Улисс. Том 2. Джеймс Джойс
Так вот этот мудрец, как бишь его, своим зажигательным стеклом. А бывает вдруг загорится вереск. И не от того, что турист бросил спичку. А от чего? Может, от ветра сухие стебли трутся один о другой и загораются. Или разбитая бутылка в кустах, луч солнца упадет – она как зажигательное стекло. Архимед. Эврика! Память пока работает.
Фрр, еще раз. Кто знает чего они без конца летают. За насекомыми? На прошлой неделе пчела влетела в комнату, гонялась за своей тенью на потолке. Может, та самая, что меня ужалила, вернулась проведать. И птицы тоже.

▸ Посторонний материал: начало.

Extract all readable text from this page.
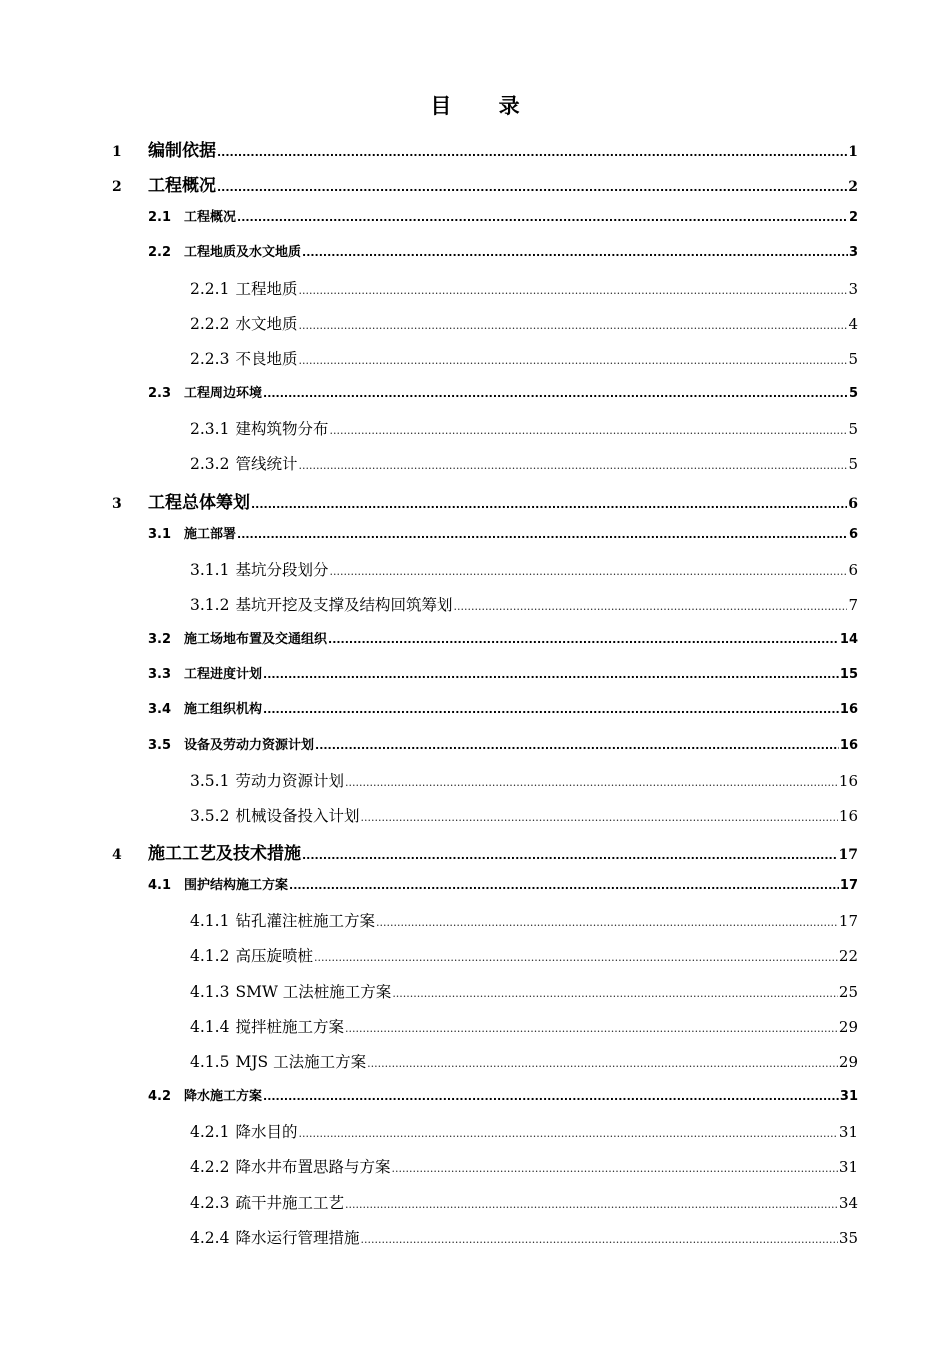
目 录
1	编制依据 .....	1
2	工程概况 .....	2
2.1 工程概况 .....	2
2.2 工程地质及水文地质 .....	3
2.2.1 工程地质 .....	3
2.2.2 水文地质 .....	4
2.2.3 不良地质 .....	5
2.3 工程周边环境 .....	5
2.3.1 建构筑物分布 .....	5
2.3.2 管线统计 .....	5
3	工程总体筹划 .....	6
3.1 施工部署 .....	6
3.1.1 基坑分段划分 .....	6
3.1.2 基坑开挖及支撑及结构回筑筹划 .....	7
3.2 施工场地布置及交通组织 .....	14
3.3 工程进度计划 .....	15
3.4 施工组织机构 .....	16
3.5 设备及劳动力资源计划 .....	16
3.5.1 劳动力资源计划 .....	16
3.5.2 机械设备投入计划 .....	16
4	施工工艺及技术措施 .....	17
4.1 围护结构施工方案 .....	17
4.1.1 钻孔灌注桩施工方案 .....	17
4.1.2 高压旋喷桩 .....	22
4.1.3 SMW 工法桩施工方案 .....	25
4.1.4 搅拌桩施工方案 .....	29
4.1.5 MJS 工法施工方案 .....	29
4.2 降水施工方案 .....	31
4.2.1 降水目的 .....	31
4.2.2 降水井布置思路与方案 .....	31
4.2.3 疏干井施工工艺 .....	34
4.2.4 降水运行管理措施 .....	35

Никогда не узнаешь, о чем говорят. Как наше чириканье. А он сказал а она сказала. Какие им нужны нервы, лететь через океан и обратно. Массами гибнут, штормы, телеграфные провода. И у моряков ужасная жизнь. Громадины, океанские пароходы, прут, пыхтя, сквозь ночную тьму, мычат как морские коровы. Faugh a ballagh![16] С дороги, так вашу перетак! А другие суденышки, парус что детская рубашонка, как пробки прыгают на волне, едва посильней задует. Взять кто женаты. Не бывают дома годами, мотаются по разным концам земли. У нее нет концов, круглая. Жена в каждом порту, так про них говорят. Суровая у ней жизнь, если не позволяет себе, пока Джонни не явился домой. Если он вообще появится. Пропахший всеми портовыми закоулками. И за что любить море? А они любят. Подняли якорь и в плаванье, на нем иконка или наплечник на счастье. Ну и что. А у отца бедного папы над дверью висели эти, как же их, тефилим, нет, как-то иначе, и полагалось до них дотрагиваться. Исход из земли Египетской и в дом рабства. Что-то в них есть, во всех этих суевериях, не знаешь ведь, уходя в путь, что тебе там грозит. Ухватившись за доску или верхом на бревне, в жилетике надувном, цепляется за свою горемычную жизнь, глотает морскую воду, и такова его последняя выпивка, перед тем как акулы разорвут. Интересно, рыбы страдают морской болезнью?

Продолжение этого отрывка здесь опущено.